Second, and almost always overlooked when Cold War comparisons are made, China is a more dissatisfied power than was the Soviet Union. Why? Because it lacks the kind of 'strategic space' that the Soviet Union enjoyed from 1945 onwards, with all the attendant benefits in security and prestige this conferred. Of course, strategic dominance in Eastern Europe was not actively ceded to the Soviet Union. It was taken by force as the Red Army pushed Nazi Germany west across the continent, and so was a fait accompli by the time allied forces arrived in Berlin. But once established, it was respected and accommodated by the West as an inviolable buffer and Soviet sphere of influence.

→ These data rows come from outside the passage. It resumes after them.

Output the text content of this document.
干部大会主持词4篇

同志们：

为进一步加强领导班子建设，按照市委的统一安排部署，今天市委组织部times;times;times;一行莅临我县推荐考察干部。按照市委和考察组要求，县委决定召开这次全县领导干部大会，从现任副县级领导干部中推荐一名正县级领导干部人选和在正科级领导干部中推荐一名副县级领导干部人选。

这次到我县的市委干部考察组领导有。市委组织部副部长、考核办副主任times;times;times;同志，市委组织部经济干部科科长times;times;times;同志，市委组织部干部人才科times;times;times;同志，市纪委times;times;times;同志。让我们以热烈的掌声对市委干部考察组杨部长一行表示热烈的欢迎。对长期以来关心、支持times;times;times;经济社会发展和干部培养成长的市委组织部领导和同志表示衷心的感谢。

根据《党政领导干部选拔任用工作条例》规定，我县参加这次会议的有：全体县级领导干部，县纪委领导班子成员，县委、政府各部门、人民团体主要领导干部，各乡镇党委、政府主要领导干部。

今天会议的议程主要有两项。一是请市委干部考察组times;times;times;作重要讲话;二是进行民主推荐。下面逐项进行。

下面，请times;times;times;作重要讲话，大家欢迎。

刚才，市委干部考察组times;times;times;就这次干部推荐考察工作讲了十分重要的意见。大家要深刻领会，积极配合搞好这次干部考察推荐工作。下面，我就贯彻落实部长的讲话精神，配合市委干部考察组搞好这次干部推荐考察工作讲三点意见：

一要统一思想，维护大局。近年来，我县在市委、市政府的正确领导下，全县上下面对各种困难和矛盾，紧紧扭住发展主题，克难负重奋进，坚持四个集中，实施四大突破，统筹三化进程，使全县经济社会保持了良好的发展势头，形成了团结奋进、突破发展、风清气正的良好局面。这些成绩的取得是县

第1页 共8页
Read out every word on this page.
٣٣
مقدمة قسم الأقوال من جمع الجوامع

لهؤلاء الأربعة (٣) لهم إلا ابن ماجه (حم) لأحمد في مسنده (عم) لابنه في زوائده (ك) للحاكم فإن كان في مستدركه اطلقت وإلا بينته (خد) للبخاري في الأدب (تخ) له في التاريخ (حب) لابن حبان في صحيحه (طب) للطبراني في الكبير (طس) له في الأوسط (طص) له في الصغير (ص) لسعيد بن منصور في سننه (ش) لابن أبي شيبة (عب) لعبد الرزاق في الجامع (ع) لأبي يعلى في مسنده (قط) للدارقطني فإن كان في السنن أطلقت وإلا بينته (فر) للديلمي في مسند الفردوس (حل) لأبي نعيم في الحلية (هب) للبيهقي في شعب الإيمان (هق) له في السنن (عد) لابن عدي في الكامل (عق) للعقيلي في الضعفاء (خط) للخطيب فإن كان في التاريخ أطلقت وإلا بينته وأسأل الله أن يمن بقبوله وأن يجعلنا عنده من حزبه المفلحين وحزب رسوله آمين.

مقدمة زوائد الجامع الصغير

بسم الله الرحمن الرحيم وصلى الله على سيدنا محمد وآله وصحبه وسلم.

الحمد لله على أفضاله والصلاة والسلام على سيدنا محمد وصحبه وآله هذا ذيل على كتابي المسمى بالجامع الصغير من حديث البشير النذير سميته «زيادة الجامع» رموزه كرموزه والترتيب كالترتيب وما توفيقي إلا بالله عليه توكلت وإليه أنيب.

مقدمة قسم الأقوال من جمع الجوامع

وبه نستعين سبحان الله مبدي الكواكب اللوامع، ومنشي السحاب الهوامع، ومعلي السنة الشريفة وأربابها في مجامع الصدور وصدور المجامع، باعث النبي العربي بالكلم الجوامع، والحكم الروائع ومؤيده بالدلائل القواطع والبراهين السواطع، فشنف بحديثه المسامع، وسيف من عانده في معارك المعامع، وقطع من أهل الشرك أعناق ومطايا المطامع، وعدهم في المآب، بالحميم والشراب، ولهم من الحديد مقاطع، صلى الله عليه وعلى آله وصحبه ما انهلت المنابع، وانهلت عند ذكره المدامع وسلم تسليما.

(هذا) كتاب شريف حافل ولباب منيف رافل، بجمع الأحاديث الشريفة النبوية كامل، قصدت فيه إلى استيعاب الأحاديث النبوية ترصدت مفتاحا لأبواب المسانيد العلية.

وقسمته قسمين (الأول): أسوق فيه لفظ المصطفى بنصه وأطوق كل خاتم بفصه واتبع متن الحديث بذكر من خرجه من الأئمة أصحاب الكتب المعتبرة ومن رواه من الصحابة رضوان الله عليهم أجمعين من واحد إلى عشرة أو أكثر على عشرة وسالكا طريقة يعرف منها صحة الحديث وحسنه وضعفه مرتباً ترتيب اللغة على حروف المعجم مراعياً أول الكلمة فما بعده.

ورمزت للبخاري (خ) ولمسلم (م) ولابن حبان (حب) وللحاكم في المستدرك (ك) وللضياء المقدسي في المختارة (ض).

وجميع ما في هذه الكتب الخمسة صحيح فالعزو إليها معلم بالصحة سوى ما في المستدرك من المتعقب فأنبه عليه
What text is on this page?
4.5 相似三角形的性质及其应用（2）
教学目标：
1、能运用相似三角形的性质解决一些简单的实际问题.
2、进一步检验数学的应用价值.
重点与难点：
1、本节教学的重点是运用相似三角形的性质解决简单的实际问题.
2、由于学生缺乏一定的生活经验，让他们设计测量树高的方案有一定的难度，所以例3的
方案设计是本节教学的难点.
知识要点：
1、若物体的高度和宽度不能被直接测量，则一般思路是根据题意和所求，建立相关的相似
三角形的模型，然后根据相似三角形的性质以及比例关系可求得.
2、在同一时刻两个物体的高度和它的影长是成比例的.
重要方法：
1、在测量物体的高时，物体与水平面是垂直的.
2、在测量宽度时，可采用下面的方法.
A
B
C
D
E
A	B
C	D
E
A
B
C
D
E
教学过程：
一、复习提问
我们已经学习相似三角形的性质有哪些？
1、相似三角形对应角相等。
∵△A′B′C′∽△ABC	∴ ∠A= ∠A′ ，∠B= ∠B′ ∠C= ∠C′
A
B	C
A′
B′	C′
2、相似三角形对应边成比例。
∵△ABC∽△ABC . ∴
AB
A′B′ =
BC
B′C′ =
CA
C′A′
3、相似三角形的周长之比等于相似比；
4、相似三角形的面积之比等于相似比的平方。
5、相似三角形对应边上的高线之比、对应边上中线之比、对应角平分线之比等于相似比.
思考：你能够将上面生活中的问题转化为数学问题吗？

China has no equivalent, except for North Korea. Even the maritime boundary that separates Beijing from its main rivals is subject to American military intrusion as well as war planning that aims to deny China the capacity to contest, much less control, the waters along its direct maritime periphery.

Taiwan lies just off the east coast, a permanent reminder of Chinese weakness, and Japan not far beyond that. To the south, Vietnam and the Philippines are actively contesting China's maritime claims, enlisting ASEAN and the US to help ratchet up the pressure on Beijing. Further south still, Australia has eagerly embraced a more confrontational form of US hegemony, symbolised for now by the deployment of US Marines to Darwin.

While I've always had my doubts about the feasibility of Hugh White's model for a Concert of Asia, I'm under no illusions about the dangers of the alternative. If the Cold War constituted an intense rivalry with a country that was both much less powerful than China and much less geopolitically hemmed in, it's hard to avoid one conclusion: we're in for a turbulent century.